近年は、採用活動の早期化やインターンシップの拡大、学内外の就職支援サービスの充実により、学生が利用できる情報や機会が大きく広がっています。一方で、選択肢が増える中で、「何から始めればよいか分からない」「一人で進めることに不安がある」と感じる学生も少なくありません。こうした状況を踏まえ、本学では、学生が自分に合った支援を選び、次の行動につなげられるよう、支援のあり方を見直してきました。

具体的には、コロナ禍以降、対面とオンラインを組み合わせたハイブリッド型の支援を基盤に、進路・就職ガイダンス、企業説明会、模擬面接、エントリーシート作成支援などを実施してきました。また、電話等による状況確認を通じて、学生一人ひとりの進路状況を把握し、必要なサポートにつなげる体制も整えています。全体ガイダンスでは就職活動の全体像を示し、その後の個別説明会や動画配信を通じて、学生が自分に必要な準備や次の行動に進めるよう支援しています。

就職活動に不安を抱える学生や、活動が思うように進んでいない学生に対しては、早い段階から状況を把握し、個別相談や学内外の関係機関への接続を行ってきました。また、低回生の段階からキャリアを考える機会を提供し、授業やガイダンスを通じて、社会との接点や多様な進路の可能性を示してきました。留学生、大学院生、個別の配慮を要する学生に対しても、それぞれの状況に応じた支援を行うとともに、卒業生や内定者が後輩を支える仕組みを活用し、実体験に基づく助言を得られる機会を広げています。

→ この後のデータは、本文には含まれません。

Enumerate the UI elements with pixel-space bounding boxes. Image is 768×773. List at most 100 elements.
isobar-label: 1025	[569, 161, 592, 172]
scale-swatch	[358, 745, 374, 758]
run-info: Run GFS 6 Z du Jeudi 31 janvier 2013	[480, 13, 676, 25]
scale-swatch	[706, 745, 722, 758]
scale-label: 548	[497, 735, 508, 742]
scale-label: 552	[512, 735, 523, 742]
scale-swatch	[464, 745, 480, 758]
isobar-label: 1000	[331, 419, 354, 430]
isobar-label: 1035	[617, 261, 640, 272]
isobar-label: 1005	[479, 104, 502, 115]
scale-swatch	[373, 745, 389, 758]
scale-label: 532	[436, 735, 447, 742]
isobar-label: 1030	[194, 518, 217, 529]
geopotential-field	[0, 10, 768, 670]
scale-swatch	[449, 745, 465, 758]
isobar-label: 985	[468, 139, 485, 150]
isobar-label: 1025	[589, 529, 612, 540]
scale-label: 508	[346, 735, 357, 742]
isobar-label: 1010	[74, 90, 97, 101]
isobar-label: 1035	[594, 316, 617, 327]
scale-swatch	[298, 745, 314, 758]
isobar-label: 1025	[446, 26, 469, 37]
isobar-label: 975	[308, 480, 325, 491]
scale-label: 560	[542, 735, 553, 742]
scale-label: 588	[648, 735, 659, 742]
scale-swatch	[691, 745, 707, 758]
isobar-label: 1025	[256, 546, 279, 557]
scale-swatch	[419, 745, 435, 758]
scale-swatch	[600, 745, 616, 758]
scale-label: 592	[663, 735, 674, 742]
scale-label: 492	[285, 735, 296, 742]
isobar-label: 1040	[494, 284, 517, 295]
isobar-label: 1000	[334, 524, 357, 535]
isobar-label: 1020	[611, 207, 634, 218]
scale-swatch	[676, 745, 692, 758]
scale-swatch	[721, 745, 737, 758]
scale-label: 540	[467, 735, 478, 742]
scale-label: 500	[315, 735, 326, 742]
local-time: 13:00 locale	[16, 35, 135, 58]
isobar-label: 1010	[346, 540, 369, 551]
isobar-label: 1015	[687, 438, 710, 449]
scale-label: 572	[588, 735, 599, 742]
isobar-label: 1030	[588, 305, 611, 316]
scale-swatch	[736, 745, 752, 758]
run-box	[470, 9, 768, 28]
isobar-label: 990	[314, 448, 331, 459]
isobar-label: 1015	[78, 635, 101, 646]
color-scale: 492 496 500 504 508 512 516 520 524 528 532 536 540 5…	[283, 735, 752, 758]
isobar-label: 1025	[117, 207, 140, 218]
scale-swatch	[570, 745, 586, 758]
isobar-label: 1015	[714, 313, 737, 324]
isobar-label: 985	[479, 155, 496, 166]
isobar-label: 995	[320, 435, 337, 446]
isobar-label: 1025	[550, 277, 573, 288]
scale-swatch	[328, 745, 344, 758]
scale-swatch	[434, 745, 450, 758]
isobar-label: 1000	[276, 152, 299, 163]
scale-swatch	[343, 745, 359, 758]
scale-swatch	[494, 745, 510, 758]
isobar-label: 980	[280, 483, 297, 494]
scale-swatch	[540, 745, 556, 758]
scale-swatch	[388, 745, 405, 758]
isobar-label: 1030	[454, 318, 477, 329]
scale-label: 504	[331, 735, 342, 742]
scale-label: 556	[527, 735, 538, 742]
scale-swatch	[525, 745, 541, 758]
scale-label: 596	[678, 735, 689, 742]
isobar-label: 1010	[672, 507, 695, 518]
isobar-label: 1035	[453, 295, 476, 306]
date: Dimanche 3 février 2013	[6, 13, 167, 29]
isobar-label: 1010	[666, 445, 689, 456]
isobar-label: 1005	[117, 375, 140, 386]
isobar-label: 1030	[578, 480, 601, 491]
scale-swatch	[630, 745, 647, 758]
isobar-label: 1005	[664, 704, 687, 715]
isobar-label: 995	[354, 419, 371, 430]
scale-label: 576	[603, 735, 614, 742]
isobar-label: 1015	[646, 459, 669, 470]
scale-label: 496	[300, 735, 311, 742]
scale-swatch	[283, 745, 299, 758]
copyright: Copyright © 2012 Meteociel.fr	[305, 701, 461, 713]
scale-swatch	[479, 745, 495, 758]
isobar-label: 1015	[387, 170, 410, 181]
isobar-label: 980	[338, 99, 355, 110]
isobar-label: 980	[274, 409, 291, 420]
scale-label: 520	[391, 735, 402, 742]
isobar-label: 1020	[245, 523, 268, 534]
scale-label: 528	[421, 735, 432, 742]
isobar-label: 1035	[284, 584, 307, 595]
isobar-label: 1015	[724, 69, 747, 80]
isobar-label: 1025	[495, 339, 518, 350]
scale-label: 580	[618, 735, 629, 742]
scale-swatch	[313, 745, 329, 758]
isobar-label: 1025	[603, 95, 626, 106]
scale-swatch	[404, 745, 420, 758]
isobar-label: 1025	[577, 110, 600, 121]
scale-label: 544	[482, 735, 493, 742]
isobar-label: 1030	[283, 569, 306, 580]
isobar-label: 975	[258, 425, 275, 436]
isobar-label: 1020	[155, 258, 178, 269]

最近では、学生のニーズの多様化・個別化が一層進む中で、支援メニューを整理するとともに、「就活まるわかりポータル」の活用を通じて、学生が必要な情報や支援にアクセスしやすい環境を整備しました。あわせて、面接やエントリーシートなど、実際の選考に向けた支援も強化しています。

国家公務員総合職、公認会計士、司法試験などの難関分野を目指す学生に対しても、試験制度の変更や採用動向を的確に捉え、学生が目標に向けて準備を進められるよう支援を充実させてきました。結果として、国家公務員総合職、春試験では2024年度に84名が最終合格し全国3位、公認会計士試験でも2025年に55名が合格し全国6位となるなど、着実な成果につながっています。

これらの取り組みを通じて、学生が自分の状況に応じてガイダンスや個別相談などを活用し、納得感を持って進路選択を進められる環境を整えてきました。その結果、本学では就職決定率95%以上の水準を維持しています。キャリア形成支援は、就職先の決定を支えるだけでなく、学生が自ら将来を考え、選択し、行動する力を育む支援として展開してきました。